Aliansi menilai, sikap oknum guru yang disebut berulang kali tidak memenuhi panggilan Kepala Adat Bonehau menjadi persoalan tersendiri. Pemanggilan tersebut dilakukan sebagai bagian dari upaya penyelesaian persoalan secara kekeluargaan melalui lembaga adat yang berlaku di wilayah Bonehau.
Ketidakhadiran dalam sejumlah agenda penyelesaian adat itu disebut telah memicu kekecewaan dari pihak keluarga yang merasa dirugikan maupun lembaga adat setempat.
Sebelumnya, pihak keluarga bersama Kepala Adat telah menyampaikan aduan kepada Polresta Mamuju. Aduan tersebut dimaksudkan agar kepolisian dapat menjadi jembatan mediasi sehingga persoalan dapat diselesaikan secara kondusif dan mekanisme hukum adat tetap dihormati.
Namun, keluarga korban menilai proses penanganan dan mediasi yang dilakukan kepolisian berjalan lambat. Kondisi tersebut kemudian mendorong sejumlah anggota keluarga korban menggelar aksi unjuk rasa di depan Kantor Polresta Mamuju pada 5 Agustus 2026.
Dalam aksi tersebut, Aliansi Pemuda Peduli Keadilan menyampaikan sejumlah tuntutan. Mereka meminta oknum guru tersebut menghormati keberadaan dan kewenangan lembaga adat Bonehau serta memenuhi panggilan Kepala Adat untuk menyelesaikan persoalan melalui mekanisme adat.
Selain itu, massa mendesak Polresta Mamuju agar bergerak cepat, tegas, dan transparan dalam memfasilitasi penyelesaian persoalan tersebut.

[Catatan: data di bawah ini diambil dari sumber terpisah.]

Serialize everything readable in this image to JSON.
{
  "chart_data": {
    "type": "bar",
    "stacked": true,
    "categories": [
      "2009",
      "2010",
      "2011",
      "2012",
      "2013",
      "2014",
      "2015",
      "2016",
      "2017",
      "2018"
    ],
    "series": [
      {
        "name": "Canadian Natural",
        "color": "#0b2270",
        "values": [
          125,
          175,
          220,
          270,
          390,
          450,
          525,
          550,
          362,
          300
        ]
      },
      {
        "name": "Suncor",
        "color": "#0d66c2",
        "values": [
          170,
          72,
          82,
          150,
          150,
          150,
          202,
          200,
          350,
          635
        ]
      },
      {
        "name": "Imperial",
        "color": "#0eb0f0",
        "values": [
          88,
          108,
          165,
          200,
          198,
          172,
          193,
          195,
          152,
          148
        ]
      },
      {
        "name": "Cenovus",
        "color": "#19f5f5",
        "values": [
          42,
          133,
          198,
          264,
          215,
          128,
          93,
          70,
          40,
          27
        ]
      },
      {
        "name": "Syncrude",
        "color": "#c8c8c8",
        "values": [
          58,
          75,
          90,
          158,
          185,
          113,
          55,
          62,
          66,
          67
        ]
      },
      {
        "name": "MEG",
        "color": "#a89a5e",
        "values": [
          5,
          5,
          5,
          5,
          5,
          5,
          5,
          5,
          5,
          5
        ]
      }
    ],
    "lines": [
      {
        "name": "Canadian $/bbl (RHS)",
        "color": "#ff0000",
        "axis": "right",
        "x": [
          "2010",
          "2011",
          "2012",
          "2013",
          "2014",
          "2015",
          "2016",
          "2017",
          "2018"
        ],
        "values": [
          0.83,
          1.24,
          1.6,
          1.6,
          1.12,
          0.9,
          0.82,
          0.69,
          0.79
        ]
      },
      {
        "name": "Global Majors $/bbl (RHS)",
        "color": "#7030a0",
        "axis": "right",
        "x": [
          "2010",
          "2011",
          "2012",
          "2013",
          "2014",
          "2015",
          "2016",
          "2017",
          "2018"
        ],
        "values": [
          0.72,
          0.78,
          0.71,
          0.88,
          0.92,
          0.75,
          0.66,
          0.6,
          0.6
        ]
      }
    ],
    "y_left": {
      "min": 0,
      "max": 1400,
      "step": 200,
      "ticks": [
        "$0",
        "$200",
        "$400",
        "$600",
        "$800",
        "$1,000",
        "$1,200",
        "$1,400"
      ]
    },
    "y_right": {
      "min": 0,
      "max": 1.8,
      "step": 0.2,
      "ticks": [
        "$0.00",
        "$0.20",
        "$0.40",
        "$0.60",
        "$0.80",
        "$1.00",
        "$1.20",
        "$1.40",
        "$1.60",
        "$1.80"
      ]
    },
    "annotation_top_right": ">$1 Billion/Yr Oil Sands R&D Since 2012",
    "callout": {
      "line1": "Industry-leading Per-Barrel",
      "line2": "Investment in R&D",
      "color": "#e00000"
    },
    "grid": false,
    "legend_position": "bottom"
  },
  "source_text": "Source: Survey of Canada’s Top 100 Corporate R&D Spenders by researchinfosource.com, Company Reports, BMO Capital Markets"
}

Minta Nama Baik Keluarga Dipulihkan
Salah seorang anggota keluarga, Alexander, mengatakan pihaknya mengharapkan adanya iktikad baik dari oknum guru untuk memulihkan nama baik sejumlah anggota keluarganya yang merasa dirugikan akibat persoalan tersebut.
Menurut Alexander, persoalan yang terjadi tidak hanya menyangkut kepentingan pribadi, tetapi juga berkaitan dengan harkat dan martabat keluarga.

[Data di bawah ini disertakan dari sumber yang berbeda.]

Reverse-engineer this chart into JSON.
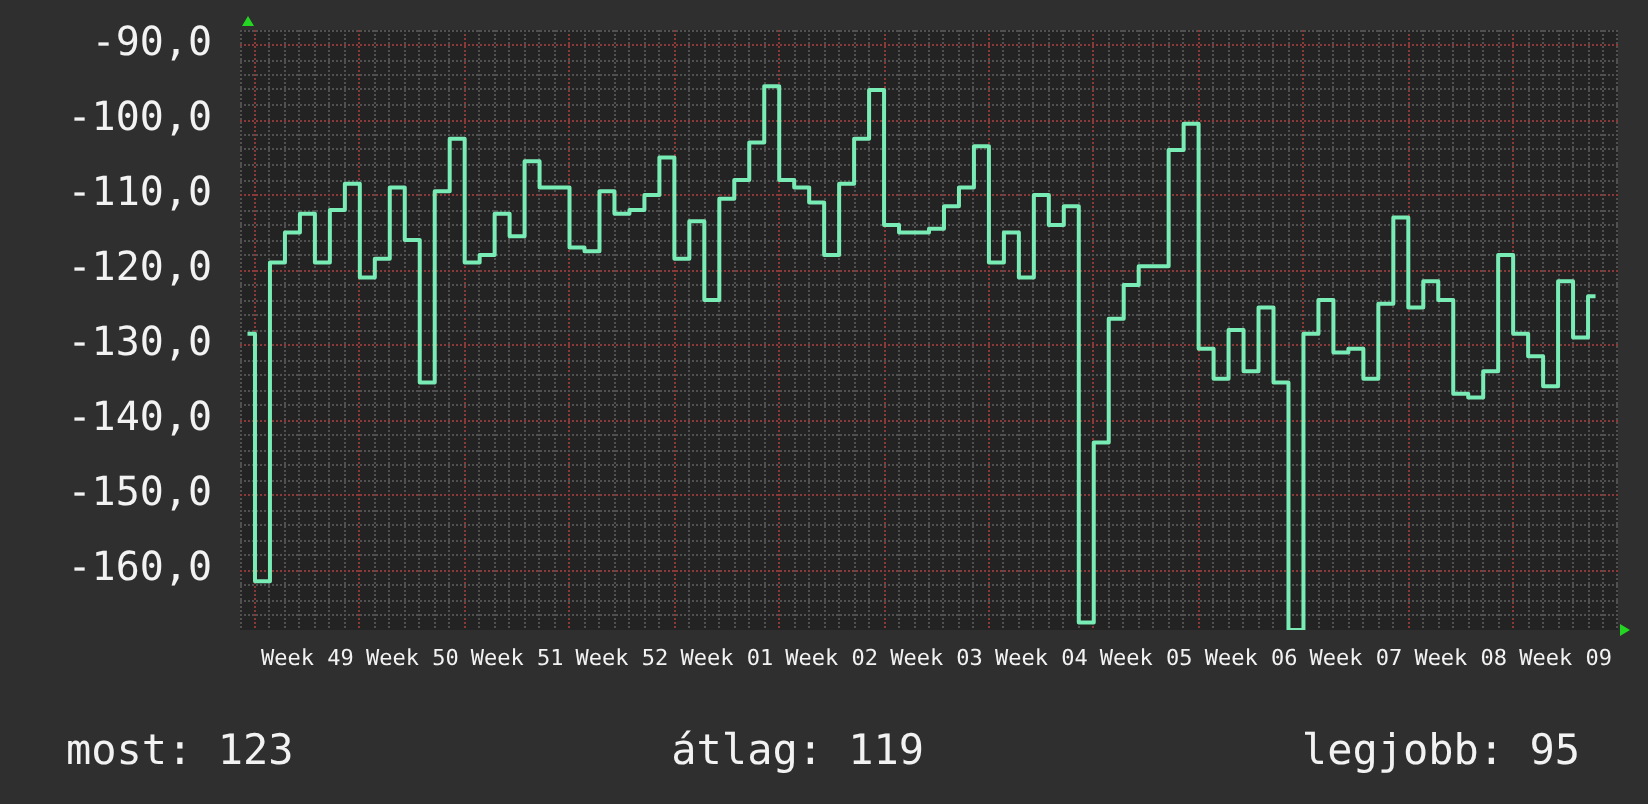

“Kami meminta ada iktikad baik untuk memperbaiki nama baik beberapa anggota keluarga yang merasa telah dirugikan. Ini menyangkut harkat dan martabat keluarga,” ujar Alexander kepada Mekora.id via Whatssap pada (7/8/2026).
Ia berharap persoalan tersebut tidak terus berlarut dan dapat diselesaikan secara baik melalui mekanisme yang disepakati bersama, termasuk dengan menghormati proses penyelesaian melalui lembaga adat Bonehau.

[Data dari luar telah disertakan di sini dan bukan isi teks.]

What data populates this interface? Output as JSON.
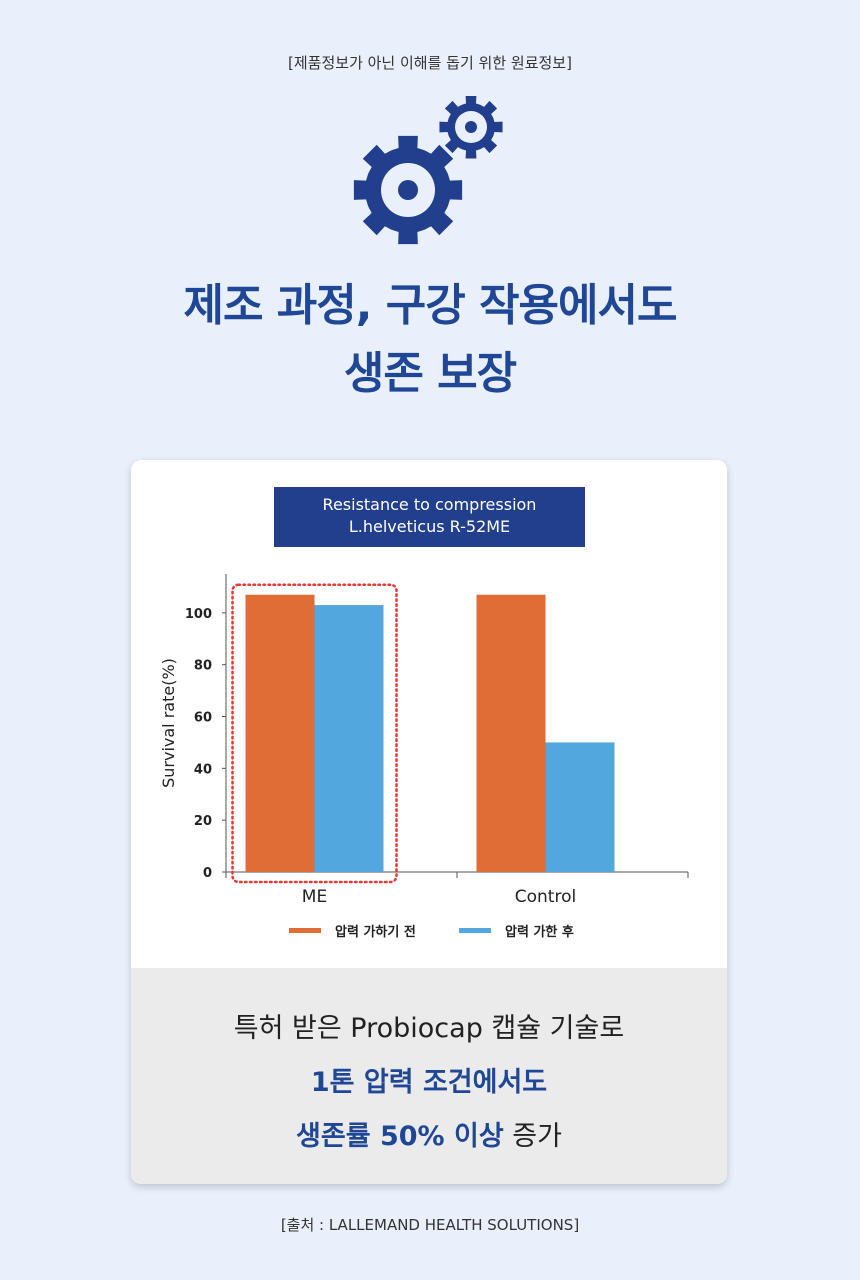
{
  "disclaimer": "[제품정보가 아닌 이해를 돕기 위한 원료정보]",
  "icon": "gears-icon",
  "headline": {
    "line1": "제조 과정, 구강 작용에서도",
    "line2": "생존 보장"
  },
  "chart_data": {
    "type": "bar",
    "title": [
      "Resistance to compression",
      "L.helveticus R-52ME"
    ],
    "categories": [
      "ME",
      "Control"
    ],
    "series": [
      {
        "name": "압력 가하기 전",
        "color": "#e06c36",
        "values": [
          107,
          107
        ]
      },
      {
        "name": "압력 가한 후",
        "color": "#52a8de",
        "values": [
          103,
          50
        ]
      }
    ],
    "ylabel": "Survival rate(%)",
    "xlabel": "",
    "ylim": [
      0,
      115
    ],
    "yticks": [
      0,
      20,
      40,
      60,
      80,
      100
    ],
    "grid": false,
    "legend": "bottom",
    "highlight": {
      "category": "ME",
      "style": "red dotted rectangle",
      "color": "#e53935"
    }
  },
  "summary": {
    "line1": "특허 받은 Probiocap 캡슐 기술로",
    "line2": "1톤 압력 조건에서도",
    "line3_bold": "생존률 50% 이상",
    "line3_tail": " 증가"
  },
  "source": "[출처 : LALLEMAND HEALTH SOLUTIONS]"
}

Aliansi Pemuda Peduli Keadilan menegaskan bahwa penyelesaian perkara tersebut harus dilakukan secara terbuka, proporsional, dan tetap menghormati hak semua pihak. Mereka juga meminta kepolisian mengambil peran sebagai mediator agar persoalan tidak berkembang menjadi konflik yang lebih luas di tengah masyarakat.